Read the Makefile to discover available targets before running any Go toolchain commands directly.

Gotchas

  • Go is managed by asdf. The go binary resolves through ~/.asdf/shims/go.
  • Architecture doc is the spec. docs/architecture.md (~3600 lines) defines every entity, state machine, algorithm, and validation rule. Read the relevant section before implementing anything. Drift from the spec is a bug.
  • Symphony is prior art, not a template. Sortie derives from OpenAI Symphony but diverges intentionally (Go instead of Elixir, SQLite persistence, adapter interfaces). Do not copy Symphony patterns or Elixir idioms.
  • Workspace safety invariants are security boundaries. Path containment under workspace root, sanitized workspace keys ([A-Za-z0-9._-] only), and cwd validation before agent launch are mandatory — not suggestions. See architecture Section 9.6.
  • Generic naming in core code.

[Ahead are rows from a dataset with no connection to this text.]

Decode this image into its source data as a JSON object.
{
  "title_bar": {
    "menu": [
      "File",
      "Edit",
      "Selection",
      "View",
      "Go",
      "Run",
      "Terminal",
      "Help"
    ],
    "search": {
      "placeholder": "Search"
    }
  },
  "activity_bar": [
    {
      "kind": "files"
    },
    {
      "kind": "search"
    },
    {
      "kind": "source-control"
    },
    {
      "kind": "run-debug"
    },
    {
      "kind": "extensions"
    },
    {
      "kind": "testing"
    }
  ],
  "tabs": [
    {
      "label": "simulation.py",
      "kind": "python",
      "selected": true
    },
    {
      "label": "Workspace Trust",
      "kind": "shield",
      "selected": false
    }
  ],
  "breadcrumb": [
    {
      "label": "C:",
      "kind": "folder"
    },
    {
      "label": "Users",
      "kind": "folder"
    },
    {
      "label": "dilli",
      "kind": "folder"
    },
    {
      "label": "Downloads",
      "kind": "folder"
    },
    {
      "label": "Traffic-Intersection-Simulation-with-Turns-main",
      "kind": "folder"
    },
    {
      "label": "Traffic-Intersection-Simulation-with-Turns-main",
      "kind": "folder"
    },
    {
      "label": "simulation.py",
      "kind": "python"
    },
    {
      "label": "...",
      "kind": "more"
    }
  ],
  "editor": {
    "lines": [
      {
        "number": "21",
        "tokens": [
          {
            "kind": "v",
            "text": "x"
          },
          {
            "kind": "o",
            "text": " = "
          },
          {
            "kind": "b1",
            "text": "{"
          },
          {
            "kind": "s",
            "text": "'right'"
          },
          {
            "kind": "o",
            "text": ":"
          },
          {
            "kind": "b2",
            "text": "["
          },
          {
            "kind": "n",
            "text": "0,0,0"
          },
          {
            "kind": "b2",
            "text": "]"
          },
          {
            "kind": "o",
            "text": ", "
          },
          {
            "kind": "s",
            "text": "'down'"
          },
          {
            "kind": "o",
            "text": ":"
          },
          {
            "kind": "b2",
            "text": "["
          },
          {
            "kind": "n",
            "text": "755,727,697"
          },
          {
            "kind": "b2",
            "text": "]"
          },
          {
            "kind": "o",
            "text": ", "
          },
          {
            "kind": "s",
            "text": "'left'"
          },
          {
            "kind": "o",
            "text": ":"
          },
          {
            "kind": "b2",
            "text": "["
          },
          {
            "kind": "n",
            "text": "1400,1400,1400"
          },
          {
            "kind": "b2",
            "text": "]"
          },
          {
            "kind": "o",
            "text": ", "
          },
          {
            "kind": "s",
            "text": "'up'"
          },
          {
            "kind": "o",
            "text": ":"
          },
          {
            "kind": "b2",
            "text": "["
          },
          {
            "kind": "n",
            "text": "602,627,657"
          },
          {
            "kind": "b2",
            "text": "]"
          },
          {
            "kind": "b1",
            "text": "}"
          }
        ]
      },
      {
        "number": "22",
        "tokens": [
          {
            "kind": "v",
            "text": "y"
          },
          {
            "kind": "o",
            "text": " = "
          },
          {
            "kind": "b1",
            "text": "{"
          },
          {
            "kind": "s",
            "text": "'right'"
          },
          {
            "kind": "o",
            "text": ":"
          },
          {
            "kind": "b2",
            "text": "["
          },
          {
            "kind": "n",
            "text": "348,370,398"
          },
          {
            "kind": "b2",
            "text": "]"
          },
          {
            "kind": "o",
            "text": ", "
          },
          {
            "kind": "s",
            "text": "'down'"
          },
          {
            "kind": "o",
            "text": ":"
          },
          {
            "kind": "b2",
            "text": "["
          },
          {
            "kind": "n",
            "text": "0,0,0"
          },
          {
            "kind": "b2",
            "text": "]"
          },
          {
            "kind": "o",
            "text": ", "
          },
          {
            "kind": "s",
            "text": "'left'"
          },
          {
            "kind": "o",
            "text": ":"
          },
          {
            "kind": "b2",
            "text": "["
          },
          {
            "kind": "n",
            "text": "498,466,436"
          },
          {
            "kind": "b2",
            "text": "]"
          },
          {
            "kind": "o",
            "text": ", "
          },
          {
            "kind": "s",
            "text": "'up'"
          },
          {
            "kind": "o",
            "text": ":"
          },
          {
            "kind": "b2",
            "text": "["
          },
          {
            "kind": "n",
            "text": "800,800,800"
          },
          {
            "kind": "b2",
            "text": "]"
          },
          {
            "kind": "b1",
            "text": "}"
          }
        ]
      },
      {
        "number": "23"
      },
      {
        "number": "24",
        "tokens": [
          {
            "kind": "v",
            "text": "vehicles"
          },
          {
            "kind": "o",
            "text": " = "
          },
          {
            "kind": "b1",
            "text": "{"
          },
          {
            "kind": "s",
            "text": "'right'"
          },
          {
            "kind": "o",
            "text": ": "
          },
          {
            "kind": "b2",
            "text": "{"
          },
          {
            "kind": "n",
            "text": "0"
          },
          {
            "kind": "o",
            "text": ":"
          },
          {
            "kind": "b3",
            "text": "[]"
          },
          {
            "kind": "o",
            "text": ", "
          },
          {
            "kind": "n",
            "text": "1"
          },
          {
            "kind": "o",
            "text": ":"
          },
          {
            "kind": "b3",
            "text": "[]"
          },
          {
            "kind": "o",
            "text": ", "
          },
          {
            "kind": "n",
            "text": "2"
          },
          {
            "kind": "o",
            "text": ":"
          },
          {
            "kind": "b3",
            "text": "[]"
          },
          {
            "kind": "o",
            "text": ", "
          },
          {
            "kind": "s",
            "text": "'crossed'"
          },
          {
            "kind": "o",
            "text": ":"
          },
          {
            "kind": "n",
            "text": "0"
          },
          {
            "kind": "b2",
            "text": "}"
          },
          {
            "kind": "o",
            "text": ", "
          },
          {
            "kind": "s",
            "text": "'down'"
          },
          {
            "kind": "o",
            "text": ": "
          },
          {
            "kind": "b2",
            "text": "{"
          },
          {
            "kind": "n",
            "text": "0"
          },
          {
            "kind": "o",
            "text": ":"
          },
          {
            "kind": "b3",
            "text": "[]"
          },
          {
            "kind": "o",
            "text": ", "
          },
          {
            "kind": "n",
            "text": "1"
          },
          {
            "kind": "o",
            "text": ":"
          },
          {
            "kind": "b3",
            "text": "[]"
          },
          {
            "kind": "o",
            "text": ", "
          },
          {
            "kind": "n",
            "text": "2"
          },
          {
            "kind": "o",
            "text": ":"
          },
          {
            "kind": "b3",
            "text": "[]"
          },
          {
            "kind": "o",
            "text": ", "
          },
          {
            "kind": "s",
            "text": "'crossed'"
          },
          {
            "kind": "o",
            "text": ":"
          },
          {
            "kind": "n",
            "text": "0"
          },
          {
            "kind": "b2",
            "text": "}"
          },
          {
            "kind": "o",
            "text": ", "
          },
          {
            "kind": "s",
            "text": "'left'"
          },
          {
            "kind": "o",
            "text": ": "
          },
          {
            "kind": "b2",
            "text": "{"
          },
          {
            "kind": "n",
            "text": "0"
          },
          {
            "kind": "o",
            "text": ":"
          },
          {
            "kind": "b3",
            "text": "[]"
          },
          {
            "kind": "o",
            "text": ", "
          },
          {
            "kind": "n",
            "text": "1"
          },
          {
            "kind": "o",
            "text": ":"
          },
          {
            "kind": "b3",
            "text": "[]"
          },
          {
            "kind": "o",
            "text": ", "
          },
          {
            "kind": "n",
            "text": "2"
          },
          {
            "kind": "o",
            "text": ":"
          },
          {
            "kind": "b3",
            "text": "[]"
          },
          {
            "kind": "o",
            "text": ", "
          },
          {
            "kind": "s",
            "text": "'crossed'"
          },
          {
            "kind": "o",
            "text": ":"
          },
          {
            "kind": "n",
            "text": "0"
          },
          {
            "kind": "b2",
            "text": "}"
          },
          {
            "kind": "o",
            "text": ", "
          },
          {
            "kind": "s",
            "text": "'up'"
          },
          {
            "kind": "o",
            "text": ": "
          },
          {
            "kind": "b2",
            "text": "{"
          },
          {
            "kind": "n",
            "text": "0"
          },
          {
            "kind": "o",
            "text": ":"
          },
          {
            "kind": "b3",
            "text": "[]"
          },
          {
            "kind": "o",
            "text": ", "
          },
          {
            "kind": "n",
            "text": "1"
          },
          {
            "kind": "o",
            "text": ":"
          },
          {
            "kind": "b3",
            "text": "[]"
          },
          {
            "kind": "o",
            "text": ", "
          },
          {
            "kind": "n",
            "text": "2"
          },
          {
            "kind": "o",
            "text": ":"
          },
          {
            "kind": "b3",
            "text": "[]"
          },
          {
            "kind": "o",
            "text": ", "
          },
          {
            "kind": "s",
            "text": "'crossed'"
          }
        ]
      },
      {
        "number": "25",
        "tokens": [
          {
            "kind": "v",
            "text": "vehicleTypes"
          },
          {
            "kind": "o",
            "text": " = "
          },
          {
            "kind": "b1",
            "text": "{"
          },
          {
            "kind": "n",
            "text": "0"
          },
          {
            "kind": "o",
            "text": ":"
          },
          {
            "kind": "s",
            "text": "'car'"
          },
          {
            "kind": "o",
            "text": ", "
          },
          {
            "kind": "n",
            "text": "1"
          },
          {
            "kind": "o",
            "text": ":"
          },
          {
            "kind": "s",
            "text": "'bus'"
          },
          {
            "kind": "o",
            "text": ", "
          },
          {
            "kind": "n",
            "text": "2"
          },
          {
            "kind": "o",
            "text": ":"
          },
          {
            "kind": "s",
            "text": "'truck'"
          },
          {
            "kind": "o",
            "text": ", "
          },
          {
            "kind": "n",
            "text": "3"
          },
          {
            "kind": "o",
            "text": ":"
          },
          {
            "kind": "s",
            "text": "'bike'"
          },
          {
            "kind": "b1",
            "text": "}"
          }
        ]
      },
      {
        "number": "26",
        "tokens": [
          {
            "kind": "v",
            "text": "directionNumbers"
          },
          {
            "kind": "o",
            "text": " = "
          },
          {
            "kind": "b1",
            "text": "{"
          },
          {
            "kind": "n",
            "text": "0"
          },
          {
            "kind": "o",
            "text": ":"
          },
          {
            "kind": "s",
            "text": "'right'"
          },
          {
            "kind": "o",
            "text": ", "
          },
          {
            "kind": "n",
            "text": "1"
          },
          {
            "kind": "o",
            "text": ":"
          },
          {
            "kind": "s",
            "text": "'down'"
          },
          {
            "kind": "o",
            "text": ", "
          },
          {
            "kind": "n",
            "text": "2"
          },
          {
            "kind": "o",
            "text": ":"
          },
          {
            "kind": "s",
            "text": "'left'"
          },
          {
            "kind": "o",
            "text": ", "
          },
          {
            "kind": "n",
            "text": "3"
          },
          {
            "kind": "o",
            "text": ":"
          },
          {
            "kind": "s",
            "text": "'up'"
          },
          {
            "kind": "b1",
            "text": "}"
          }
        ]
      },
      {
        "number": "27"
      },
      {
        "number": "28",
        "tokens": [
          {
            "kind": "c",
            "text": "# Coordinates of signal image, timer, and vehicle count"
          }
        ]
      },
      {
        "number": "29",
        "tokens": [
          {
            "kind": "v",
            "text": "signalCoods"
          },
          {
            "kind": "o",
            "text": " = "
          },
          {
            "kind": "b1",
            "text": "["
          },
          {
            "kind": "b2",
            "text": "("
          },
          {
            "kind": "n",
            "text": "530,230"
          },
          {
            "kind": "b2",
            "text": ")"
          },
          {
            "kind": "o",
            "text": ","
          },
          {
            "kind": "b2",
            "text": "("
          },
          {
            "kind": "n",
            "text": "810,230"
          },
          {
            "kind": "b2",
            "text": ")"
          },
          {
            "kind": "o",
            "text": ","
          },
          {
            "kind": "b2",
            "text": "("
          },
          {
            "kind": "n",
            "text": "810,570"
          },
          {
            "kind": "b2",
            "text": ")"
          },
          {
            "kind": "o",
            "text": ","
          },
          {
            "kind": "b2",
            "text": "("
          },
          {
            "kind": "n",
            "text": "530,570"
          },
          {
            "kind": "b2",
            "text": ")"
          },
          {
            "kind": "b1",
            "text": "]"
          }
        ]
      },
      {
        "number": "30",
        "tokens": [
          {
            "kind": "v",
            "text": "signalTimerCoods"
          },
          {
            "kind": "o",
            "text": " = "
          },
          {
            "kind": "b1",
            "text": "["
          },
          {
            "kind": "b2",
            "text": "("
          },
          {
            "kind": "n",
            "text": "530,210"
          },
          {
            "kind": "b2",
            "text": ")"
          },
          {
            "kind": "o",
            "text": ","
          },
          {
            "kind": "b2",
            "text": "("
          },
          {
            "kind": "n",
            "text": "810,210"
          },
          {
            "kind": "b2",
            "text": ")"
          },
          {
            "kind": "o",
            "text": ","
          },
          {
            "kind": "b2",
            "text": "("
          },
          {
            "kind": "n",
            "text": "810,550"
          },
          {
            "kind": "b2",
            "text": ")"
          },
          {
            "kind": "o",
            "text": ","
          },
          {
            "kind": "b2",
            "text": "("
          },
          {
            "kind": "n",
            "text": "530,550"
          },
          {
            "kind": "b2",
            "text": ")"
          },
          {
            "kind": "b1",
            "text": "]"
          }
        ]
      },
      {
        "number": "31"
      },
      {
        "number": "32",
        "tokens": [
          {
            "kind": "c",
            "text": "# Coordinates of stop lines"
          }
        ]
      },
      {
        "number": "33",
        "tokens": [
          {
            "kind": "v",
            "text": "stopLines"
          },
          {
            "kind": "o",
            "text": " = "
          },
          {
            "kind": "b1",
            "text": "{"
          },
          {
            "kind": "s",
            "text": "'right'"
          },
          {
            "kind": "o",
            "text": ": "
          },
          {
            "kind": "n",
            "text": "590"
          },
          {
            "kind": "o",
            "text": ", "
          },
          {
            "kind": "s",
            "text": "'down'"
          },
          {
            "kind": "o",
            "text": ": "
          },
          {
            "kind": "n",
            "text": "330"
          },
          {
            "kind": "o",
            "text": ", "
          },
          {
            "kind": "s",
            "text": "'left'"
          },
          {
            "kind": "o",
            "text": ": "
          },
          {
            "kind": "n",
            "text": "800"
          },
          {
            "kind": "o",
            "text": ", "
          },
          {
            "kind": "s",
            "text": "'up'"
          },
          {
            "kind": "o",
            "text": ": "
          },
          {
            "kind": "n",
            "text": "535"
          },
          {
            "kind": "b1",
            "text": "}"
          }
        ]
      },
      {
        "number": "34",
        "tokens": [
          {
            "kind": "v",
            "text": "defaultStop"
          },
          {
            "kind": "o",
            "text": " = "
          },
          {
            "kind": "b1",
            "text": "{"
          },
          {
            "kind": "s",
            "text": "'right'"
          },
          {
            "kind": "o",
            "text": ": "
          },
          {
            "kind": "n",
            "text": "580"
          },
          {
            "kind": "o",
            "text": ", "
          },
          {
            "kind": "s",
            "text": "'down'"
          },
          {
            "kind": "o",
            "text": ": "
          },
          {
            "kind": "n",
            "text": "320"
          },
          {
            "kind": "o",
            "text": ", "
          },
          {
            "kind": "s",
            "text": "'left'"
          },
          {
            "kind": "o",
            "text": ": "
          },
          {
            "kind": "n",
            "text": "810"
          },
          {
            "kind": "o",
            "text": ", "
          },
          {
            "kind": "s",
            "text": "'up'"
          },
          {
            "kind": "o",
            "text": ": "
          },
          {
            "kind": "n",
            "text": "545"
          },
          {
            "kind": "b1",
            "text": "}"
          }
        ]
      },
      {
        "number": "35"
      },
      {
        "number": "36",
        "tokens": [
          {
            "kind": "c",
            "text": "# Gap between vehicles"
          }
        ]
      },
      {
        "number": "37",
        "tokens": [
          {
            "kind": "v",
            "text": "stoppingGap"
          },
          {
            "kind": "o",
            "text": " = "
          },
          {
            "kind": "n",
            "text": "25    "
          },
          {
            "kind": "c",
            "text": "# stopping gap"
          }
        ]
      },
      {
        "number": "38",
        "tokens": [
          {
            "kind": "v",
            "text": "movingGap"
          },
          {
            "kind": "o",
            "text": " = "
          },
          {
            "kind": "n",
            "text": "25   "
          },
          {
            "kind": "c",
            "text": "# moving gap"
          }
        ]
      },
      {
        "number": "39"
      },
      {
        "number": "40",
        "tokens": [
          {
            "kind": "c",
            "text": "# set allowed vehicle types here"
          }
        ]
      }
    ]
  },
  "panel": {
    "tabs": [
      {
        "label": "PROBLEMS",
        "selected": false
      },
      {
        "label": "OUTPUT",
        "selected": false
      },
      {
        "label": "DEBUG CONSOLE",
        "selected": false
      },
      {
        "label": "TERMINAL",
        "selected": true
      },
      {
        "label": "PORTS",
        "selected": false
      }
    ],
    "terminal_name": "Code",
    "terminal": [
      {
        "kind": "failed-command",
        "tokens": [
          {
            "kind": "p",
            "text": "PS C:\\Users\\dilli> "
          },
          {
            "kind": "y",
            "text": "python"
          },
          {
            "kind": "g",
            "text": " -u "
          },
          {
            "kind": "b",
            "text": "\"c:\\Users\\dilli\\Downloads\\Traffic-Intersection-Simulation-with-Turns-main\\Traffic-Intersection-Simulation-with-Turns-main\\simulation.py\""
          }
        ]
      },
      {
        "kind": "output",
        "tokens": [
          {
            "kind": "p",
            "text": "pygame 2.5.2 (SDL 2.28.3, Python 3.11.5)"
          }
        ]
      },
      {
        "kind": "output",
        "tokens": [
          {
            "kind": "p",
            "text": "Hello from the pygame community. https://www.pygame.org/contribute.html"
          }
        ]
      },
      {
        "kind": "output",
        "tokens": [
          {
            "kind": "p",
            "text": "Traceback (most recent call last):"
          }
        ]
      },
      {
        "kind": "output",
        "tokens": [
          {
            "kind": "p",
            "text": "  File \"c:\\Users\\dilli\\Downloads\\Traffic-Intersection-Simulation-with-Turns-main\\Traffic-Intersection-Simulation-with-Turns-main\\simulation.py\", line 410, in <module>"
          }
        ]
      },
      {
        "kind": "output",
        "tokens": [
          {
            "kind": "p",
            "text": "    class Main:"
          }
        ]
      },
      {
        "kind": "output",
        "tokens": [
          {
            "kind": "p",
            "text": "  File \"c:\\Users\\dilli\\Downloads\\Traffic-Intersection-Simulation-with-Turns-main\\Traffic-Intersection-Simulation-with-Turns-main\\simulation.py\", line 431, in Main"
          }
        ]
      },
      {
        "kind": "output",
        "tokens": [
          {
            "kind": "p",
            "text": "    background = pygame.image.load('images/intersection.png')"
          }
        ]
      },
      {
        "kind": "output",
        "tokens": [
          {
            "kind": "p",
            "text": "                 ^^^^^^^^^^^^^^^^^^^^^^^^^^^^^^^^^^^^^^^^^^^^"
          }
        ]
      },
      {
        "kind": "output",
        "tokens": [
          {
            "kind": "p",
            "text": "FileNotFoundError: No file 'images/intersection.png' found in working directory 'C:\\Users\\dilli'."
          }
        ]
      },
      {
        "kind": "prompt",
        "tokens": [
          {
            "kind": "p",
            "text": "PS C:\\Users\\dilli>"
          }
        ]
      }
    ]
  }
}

Use agent_*, tracker_*, session_* in orchestrator core. Never jira_*, claude_*, codex_* outside their adapter packages.
  • Integration tests are env-gated. SORTIE_JIRA_TEST=1 for Jira, SORTIE_GITHUB_TEST=1 for GitHub adapter integration tests, SORTIE_GITHUB_E2E=1 for GitHub E2E orchestrator tests (also requires SORTIE_GITHUB_TOKEN and SORTIE_GITHUB_PROJECT), SORTIE_CLAUDE_TEST=1 for Claude Code, SORTIE_COPILOT_TEST=1 for Copilot. Without these vars, integration tests must skip cleanly — never fail.
  • SQLite library is modernc.org/sqlite only. Never mattn/go-sqlite3 — CGo breaks the single-binary zero-dependency deployment model.

Boundaries

Always

  • Read the relevant architecture doc section before implementing a feature.
  • Implement adapter integrations as new packages behind the existing Go interface — additive only.
  • Produce a statically-linked single binary with zero runtime dependencies.

Ask first

  • Any change to docs/architecture.md or docs/decisions/*.md.
  • Adding dependencies beyond what the architecture specifies.

Never

  • Modify accepted ADRs in docs/decisions/ without explicit instruction.
  • Use CGo or any library requiring a C toolchain.
  • Put integration-specific logic (Jira field names, Claude Code CLI flags) in orchestrator core packages.
  • Weaken workspace path containment or sanitization rules.
  • Edit LICENSE or README.md without explicit instruction.
  • Do not reference docs/architecture.md, docs/decisions/, section numbers, ADR numbers, or ticket IDs in any comment — godoc or inline. Those belong in specs and plans, not in source files.
  • NEVER prefix commands with GOPATH=..., GOMODCACHE=..., or any Go environment overrides. The asdf shim configures everything.
  • NEVER use /usr/local/go/bin/go, /usr/bin/go, or any absolute path to a Go binary.
  • NEVER downgrade the go directive in go.mod. NEVER add or modify toolchain directives in go.mod unless explicitly asked.

Reference docs

Consult these on demand for the area you are working on, not as a blanket prerequisite to read upfront:

  • docs/architecture-digest.md - a 2-page map of the system for AI agents. Read this document as your first reference during specification, planning, and review. Open the full docs/architecture.md only when the feature you are working on touches one of the areas flagged in the "deep-read" section at the bottom.
  • docs/architecture.md - the full specification (~3600 lines). Read the section that covers the entity, state machine, algorithm, or contract you are about to change. Do not read the document end-to-end before starting work.
  • docs/decisions/ - accepted ADRs. Read when discussing or revising a prior design choice.
  • docs/workflow-reference.md - WORKFLOW.md syntax reference.